As the song "600" is performed by Judith Owen, the viewers are shown the names of Fox's cancelled shows like Drexell's Class, Babes, Herman's Head, Woops!, Too Something, House of Buggin', Sit Down, Shut Up, Celebrity Boxing, The Littlest Groom, Man vs. Beast, Allen Gregory, The Critic, Futurama, and the at-the-time upcoming project, The Orville.

==Production==
In July 2016 at San Diego Comic-Con, it was announced that Sarah Silverman, Drew Carey, and Kelsey Grammer as Sideshow Bob would appear in this episode. Silverman had appeared on the show previously as different characters. In this episode, Silverman played Lisa's imaginary friend. Donald Fagen of the band Steely Dan appeared as himself.

In addition to the normal couch gag shown in the episode, an extended couch gag was made available through Google Cardboard. Google approached the producers about making a virtual reality couch gag, and they chose one they had in reserve in case an episode ran short. The extended gag features Kang and Kodos and a character from Futurama. Viewers could access the virtual reality couch gag via a URL that is shown during the normal couch gag.

In honor of the 600th episode, the ending features Judith Owen, wife of Harry Shearer, singing a parody of the song "Goldfinger" while showing a selected list of television shows that Fox has canceled while The Simpsons has been on the air.

==Reception==
===Viewing figures===
"Treehouse of Horror XXVII" scored a 3.0 rating with a 10 share and was watched by 7.44 million people, making The Simpsons Fox's highest rated show of the night.

===Critical response===
The episode received mixed reviews.

Dennis Perkins of The A.V. Club gave it a B− stating, "While the annual 'Treehouse of Horror' episodes traditionally get decent ratings, and have produced some classic scenes over the decades, the expectations are lower regarding character development, plot, or general coherence. The Simpsons Halloween tradition is for quick-hit horror and sci-fi parodies, a heap of references, some gratuitous bloodshed, and the occasional actual smidgen of heart. Grading on that curve, the 27th installment does its job, for the most part."
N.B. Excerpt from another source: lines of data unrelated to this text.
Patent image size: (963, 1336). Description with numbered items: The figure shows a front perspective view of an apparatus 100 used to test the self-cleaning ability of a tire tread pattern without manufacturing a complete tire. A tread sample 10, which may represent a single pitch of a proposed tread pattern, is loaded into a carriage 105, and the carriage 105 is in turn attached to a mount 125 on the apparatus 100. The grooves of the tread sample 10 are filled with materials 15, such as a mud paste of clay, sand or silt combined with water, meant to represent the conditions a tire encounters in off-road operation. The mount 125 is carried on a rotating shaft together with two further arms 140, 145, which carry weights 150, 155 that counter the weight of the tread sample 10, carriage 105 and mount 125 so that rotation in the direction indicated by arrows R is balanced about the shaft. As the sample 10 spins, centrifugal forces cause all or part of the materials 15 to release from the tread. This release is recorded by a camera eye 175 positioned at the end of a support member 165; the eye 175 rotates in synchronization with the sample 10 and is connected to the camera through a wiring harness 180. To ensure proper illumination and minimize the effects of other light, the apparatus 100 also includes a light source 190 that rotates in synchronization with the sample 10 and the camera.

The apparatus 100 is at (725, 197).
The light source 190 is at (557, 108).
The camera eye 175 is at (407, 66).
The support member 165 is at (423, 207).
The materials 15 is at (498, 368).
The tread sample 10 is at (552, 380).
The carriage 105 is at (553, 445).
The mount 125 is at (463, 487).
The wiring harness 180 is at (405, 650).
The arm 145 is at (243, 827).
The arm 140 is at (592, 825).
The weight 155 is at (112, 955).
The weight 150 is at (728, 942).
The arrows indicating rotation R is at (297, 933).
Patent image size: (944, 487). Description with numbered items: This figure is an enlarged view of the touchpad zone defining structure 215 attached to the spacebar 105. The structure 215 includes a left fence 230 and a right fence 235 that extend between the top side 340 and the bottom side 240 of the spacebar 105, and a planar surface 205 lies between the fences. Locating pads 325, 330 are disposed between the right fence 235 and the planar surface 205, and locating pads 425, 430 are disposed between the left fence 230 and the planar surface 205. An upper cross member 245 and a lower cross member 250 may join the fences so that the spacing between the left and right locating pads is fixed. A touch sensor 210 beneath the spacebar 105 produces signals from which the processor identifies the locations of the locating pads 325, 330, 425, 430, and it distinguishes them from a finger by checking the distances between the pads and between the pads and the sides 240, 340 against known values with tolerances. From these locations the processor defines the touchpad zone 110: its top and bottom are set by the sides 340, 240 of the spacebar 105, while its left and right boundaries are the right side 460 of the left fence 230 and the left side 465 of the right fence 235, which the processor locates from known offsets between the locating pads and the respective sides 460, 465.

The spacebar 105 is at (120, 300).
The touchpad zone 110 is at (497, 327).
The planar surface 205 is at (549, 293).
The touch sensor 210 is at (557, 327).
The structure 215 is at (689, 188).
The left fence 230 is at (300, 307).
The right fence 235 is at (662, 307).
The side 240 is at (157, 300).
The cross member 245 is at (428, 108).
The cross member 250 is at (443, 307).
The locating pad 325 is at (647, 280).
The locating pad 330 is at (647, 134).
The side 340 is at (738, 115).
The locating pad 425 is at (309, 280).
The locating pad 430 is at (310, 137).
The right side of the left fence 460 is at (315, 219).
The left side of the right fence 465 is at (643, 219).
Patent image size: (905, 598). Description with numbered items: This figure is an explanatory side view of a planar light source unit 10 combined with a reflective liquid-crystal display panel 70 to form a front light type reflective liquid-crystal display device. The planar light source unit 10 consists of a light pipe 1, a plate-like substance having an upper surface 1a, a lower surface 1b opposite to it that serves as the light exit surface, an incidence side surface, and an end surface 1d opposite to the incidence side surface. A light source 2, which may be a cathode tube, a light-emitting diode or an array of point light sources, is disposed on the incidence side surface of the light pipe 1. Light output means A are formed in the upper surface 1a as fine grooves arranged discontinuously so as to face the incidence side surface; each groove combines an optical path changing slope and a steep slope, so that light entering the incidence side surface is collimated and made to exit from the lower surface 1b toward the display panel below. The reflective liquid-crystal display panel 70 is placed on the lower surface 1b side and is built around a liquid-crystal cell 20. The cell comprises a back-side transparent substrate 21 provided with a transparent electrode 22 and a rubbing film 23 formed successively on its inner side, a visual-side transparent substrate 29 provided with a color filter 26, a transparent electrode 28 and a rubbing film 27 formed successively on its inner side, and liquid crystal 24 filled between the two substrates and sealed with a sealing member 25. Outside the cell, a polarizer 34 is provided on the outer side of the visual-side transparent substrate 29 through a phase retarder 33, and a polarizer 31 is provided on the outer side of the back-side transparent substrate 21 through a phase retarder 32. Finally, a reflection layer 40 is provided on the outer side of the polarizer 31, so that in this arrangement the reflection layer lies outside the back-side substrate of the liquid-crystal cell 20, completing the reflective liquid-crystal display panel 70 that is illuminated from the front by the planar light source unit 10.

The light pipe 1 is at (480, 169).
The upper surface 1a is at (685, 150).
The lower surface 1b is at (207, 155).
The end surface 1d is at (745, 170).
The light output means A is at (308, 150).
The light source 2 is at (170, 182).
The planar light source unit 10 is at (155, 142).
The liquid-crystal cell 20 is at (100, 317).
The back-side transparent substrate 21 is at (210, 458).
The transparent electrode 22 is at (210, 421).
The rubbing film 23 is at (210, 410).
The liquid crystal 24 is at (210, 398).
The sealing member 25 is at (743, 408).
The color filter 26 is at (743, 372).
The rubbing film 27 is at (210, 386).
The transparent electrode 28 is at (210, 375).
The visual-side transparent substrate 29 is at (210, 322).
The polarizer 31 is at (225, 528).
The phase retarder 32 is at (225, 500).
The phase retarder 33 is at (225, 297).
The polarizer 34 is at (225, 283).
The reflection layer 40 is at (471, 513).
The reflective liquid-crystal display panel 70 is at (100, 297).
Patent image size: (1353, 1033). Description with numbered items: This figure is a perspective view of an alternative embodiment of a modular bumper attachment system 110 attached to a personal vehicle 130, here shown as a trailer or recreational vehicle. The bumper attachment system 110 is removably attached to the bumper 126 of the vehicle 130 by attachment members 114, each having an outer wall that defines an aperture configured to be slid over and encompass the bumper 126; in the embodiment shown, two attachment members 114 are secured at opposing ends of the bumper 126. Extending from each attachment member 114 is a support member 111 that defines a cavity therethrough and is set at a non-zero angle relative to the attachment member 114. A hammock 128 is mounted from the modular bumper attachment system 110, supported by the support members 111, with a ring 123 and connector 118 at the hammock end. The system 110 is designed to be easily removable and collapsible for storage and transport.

However, Jesse Schedeen of IGN gave it a score of 5.8 out of 10, saying, "Last year's 'Halloween of Horror' proved that The Simpsons can still deliver great Halloween-themed fare. Unfortunately, the latest 'Treehouse of Horror' installment is far from great. Only one of the three segments is particularly memorable, and even that feels constrained by the seven-minute structure. The time has come for this long-running series to become more experimental with its Halloween episodes."

===Awards and nominations===
The extended virtual reality couch gag was nominated for a Primetime Emmy Award for Outstanding Creative Achievement In Interactive Media Within A Scripted Program at the 69th Primetime Creative Arts Emmy Awards.